Subversion is in bad shape

Lennard Dost

Subversion is in bad shape. This attitude does not really exist in our world. The spirit of negation and criticality seems gone. Even subcultures and youth cultures seem to have vanished since Punk. Or they are recycled as fashion trends before ever taking shape‘.

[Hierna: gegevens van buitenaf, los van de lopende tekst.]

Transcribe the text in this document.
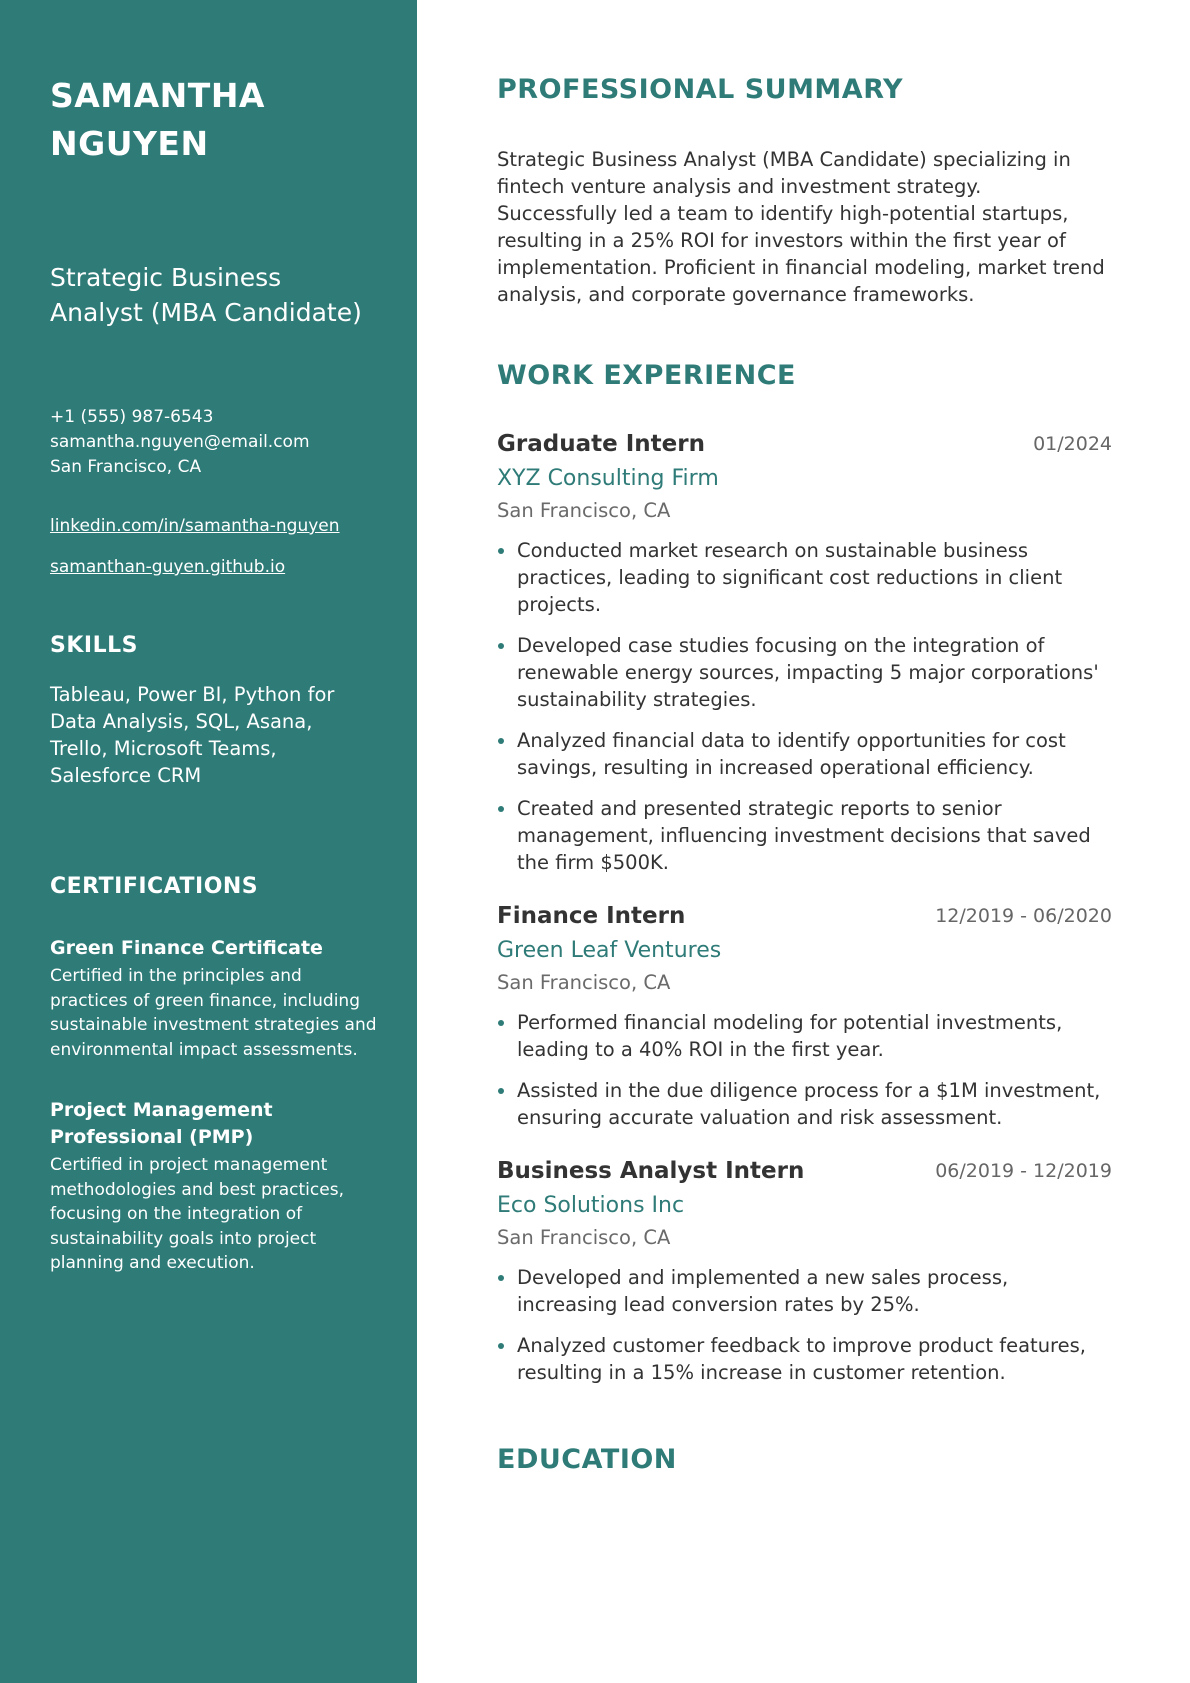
SAMANTHA
NGUYEN
Strategic Business Analyst (MBA Candidate)
+1 (555) 987-6543
samantha.nguyen@email.com
San Francisco, CA
linkedin.com/in/samantha-nguyen
samanthan-guyen.github.io
SKILLS

Tableau, Power BI, Python for Data Analysis, SQL, Asana, Trello, Microsoft Teams, Salesforce CRM

CERTIFICATIONS
Green Finance Certificate
Certified in the principles and practices of green finance, including sustainable investment strategies and environmental impact assessments.
Project Management Professional (PMP)
Certified in project management methodologies and best practices, focusing on the integration of sustainability goals into project planning and execution.
PROFESSIONAL SUMMARY

Strategic Business Analyst (MBA Candidate) specializing in fintech venture analysis and investment strategy. Successfully led a team to identify high-potential startups, resulting in a 25% ROI for investors within the first year of implementation. Proficient in financial modeling, market trend analysis, and corporate governance frameworks.

WORK EXPERIENCE
Graduate Intern	01/2024
XYZ Consulting Firm
San Francisco, CA
Conducted market research on sustainable business practices, leading to significant cost reductions in client projects.
Developed case studies focusing on the integration of renewable energy sources, impacting 5 major corporations' sustainability strategies.
Analyzed financial data to identify opportunities for cost savings, resulting in increased operational efficiency.
Created and presented strategic reports to senior management, influencing investment decisions that saved the firm $500K.
Finance Intern	12/2019 - 06/2020
Green Leaf Ventures
San Francisco, CA
Performed financial modeling for potential investments, leading to a 40% ROI in the first year.
Assisted in the due diligence process for a $1M investment, ensuring accurate valuation and risk assessment.
Business Analyst Intern	06/2019 - 12/2019
Eco Solutions Inc
San Francisco, CA
Developed and implemented a new sales process, increasing lead conversion rates by 25%.
Analyzed customer feedback to improve product features, resulting in a 15% increase in customer retention.
EDUCATION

Lieven De Cauter klinkt behoorlijk cynisch in zijn bijdrage aan de bundel Art and Activism in the Age of Globalization. Ook Karel Vanhaesebrouck ziet het somber in. Commitment, zo stelt hij, is tegenwoordig een fashionable concept. Overal zie je dezelfde buzzwords terugkomen: criticism, protest, activism, commitment, resistence. Het zijn holle begrippen geworden. ‘Toen Kurt Cobain in 1994 zelfmoord pleegde in zijn garage in Seattle liepen tienduizenden jongeren rond in een T-shirt met daarop het portret van Che Guevara. Dat beeld verloor daardoor iedere betekenis’.

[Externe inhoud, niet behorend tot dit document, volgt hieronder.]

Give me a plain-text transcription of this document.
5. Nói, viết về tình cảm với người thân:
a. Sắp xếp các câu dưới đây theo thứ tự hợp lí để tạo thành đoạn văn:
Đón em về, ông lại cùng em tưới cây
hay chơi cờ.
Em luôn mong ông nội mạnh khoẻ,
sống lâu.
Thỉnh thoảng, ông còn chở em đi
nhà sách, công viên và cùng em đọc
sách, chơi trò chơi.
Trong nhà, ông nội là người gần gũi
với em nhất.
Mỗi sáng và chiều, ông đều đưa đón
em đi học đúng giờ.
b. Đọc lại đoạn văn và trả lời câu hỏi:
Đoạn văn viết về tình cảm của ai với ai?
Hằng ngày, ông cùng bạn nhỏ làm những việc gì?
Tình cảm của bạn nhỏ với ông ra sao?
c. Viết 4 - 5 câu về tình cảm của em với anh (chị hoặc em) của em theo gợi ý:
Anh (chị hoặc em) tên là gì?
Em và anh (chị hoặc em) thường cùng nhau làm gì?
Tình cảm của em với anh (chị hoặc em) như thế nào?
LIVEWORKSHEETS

Kunstenaars lijken soms amper door te hebben dat ze gebruikt worden door het systeem. Kunstenaarscollectief BAVO noemt in het boek de zogenaamde NGO artists, en vergelijkt hun werkwijze met die van humanitaire organisaties. Humanitaire organisaties vermijden graag gevoelige onderwerpen tijdens hun overleg met de overheid, omdat ze weten dat ze anders bijvoorbeeld de toegang tot een land kunnen worden geweigerd. NGO kunstenaars draaien ook om de hete brij heen. Of omdat ze anders in conflict zouden kunnen raken met instanties waar ze financieel of op een andere manier van afhankelijk zijn, of omdat ze niet werkelijk geïnteresseerd zijn in een oplossing.

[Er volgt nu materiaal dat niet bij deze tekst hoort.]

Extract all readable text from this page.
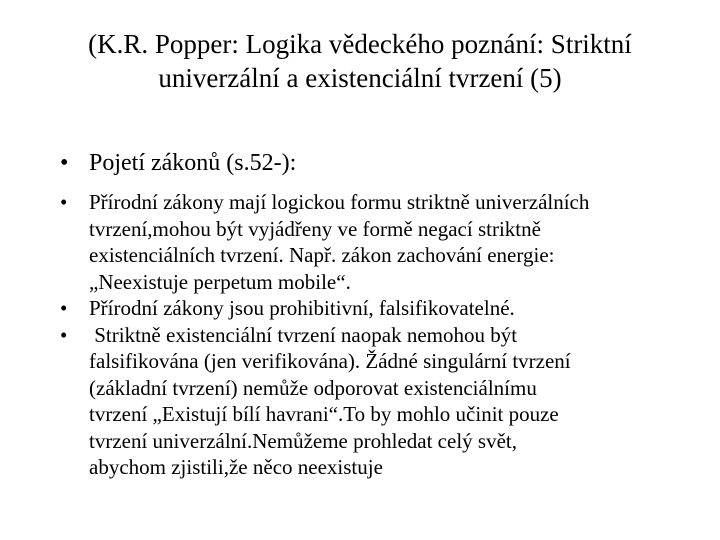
(K.R. Popper: Logika vědeckého poznání: Striktní
univerzální a existenciální tvrzení (5)
• Pojetí zákonů (s.52-):
•	Přírodní zákony mají logickou formu striktně univerzálních
tvrzení,mohou být vyjádřeny ve formě negací striktně
existenciálních tvrzení. Např. zákon zachování energie:
„Neexistuje perpetum mobile“.
•	Přírodní zákony jsou prohibitivní, falsifikovatelné.
•	Striktně existenciální tvrzení naopak nemohou být
falsifikována (jen verifikována). Žádné singulární tvrzení
(základní tvrzení) nemůže odporovat existenciálnímu
tvrzení „Existují bílí havrani“.To by mohlo učinit pouze
tvrzení univerzální.Nemůžeme prohledat celý svět,
abychom zjistili,že něco neexistuje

BAVO noemt geen namen of voorbeelden, maar je kunt denken aan de vele community art projecten uit de jaren 90, die saamhorigheid probeerden te bewerkstelligen in de wijk. Het idee achter die projecten was meestal sympathiek, maar tegelijk ook erg naïef. Je helpt de mensen uit – ik zeg maar wat – een achterstandsbuurt aan een mooie dag, door bijvoorbeeld samen eten te koken, of tekeningen te maken. Maar daar los je hun problemen niet mee op. Je ondervraagt niet waarom die mensen in een achterstandsbuurt worden gepropt, en of de woningbouwvereniging, en dus de overheid, genoeg doet om de buurt op te knappen. Je onderneemt geen actie. Het werkelijke probleem wordt niet aangekaart. Sterker nog, eigenlijk houd je de bewoners met dit soort kunst stil. Je helpt vooral de overheid. En jezelf. Aan een mooi fashionable project.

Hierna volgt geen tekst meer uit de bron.